El otro, cuyo nombre era Leonard Crane, venía directamente de una tosca y casi cockney oficina de constructores y agentes inmobiliarios que, situada en un barrio cercano, se erigía al sol al final de una hilera de casuchas mal levantadas y en la que llamaban la atención multitud de planos de colores muy vivos y carteles de letras muy grandes. No obstante, cualquier observador concienzudo, tras un segundo vistazo, hubiera sido capaz de percibir en sus ojos algo de ese brillante ensueño que suele asociarse con los visionarios. Su pelo rubio, si no afectadamente largo, sí resultaba aseado por naturaleza. Parecía una verdad manifiesta a la vez que melancólica que el arquitecto era un artista, si bien el temperamento puramente artístico distaba mucho de explicar su conducta. Había en él algo más que no resultaba fácil de definir y que algunos presentían que incluso podía llegar a ser peligroso. No en vano, a pesar de su aspecto soñador, era a veces capaz de sorprender a sus amistades con la práctica de artes y deportes que resultaban muy diferentes de los de su rutina habitual, justo como si fuesen recuerdos de alguna existencia anterior. En esta ocasión, sin embargo, se apresuró a negar cualquier tipo de autoridad en la afición de su interlocutor.

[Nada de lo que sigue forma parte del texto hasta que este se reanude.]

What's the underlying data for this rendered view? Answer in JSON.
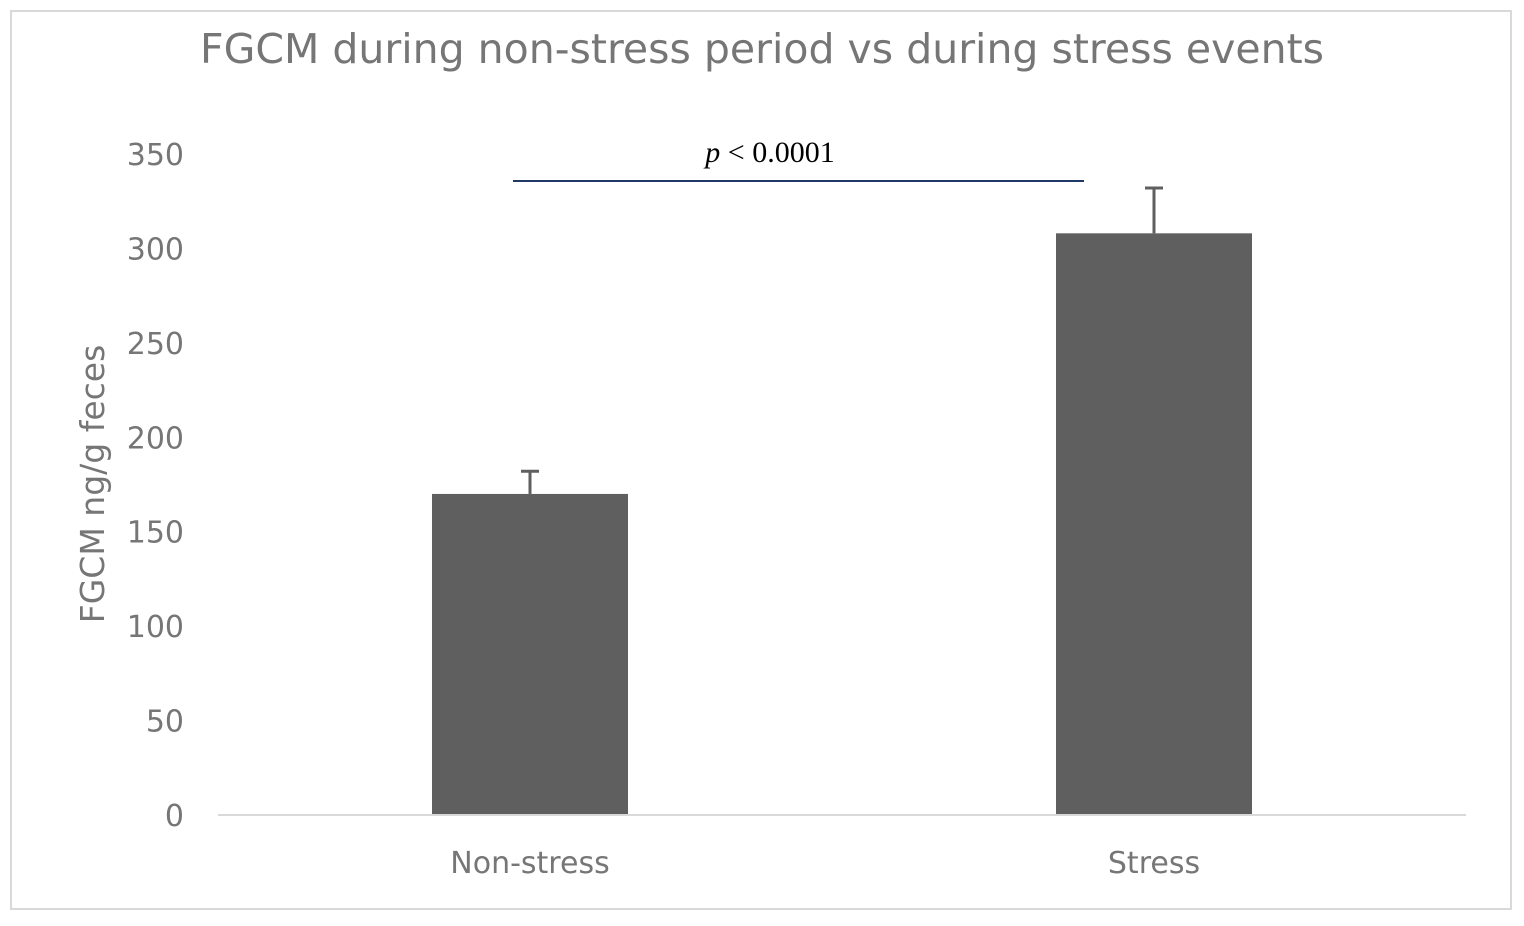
{
  "chart_data": {
    "type": "bar",
    "title": "FGCM during non-stress period vs during stress events",
    "xlabel": "",
    "ylabel": "FGCM ng/g feces",
    "categories": [
      "Non-stress",
      "Stress"
    ],
    "values": [
      170,
      308
    ],
    "error_upper": [
      12,
      24
    ],
    "ylim": [
      0,
      350
    ],
    "yticks": [
      0,
      50,
      100,
      150,
      200,
      250,
      300,
      350
    ],
    "ytick_labels": [
      "0",
      "50",
      "100",
      "150",
      "200",
      "250",
      "300",
      "350"
    ],
    "grid": false,
    "legend": "none",
    "bar_color": "#5f5f5f",
    "annotation": {
      "italic": "p",
      "rest": " < 0.0001",
      "line_color": "#1f3864"
    }
  }
}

—Debo serle sincero —dijo con una sonrisa—. Apenas sé lo que es un arqueólogo, si bien el hecho de que suele estar en contacto con restos enmohecidos de los antiguos griegos sugiere que es alguien que estudia cosas antiguas.

—En efecto —respondió Haddow con cierta sequedad—. Un arqueólogo es alguien que estudia las cosas antiguas para acabar descubriendo que en realidad son nuevas.

Crane le miró fijamente durante un momento y luego volvió a sonreír.

—¿Está usted sugiriendo —dijo— que algunas de esas cosas de las que hablamos y que se cuentan entre las cosas antiguas al final resultan no ser tan antiguas?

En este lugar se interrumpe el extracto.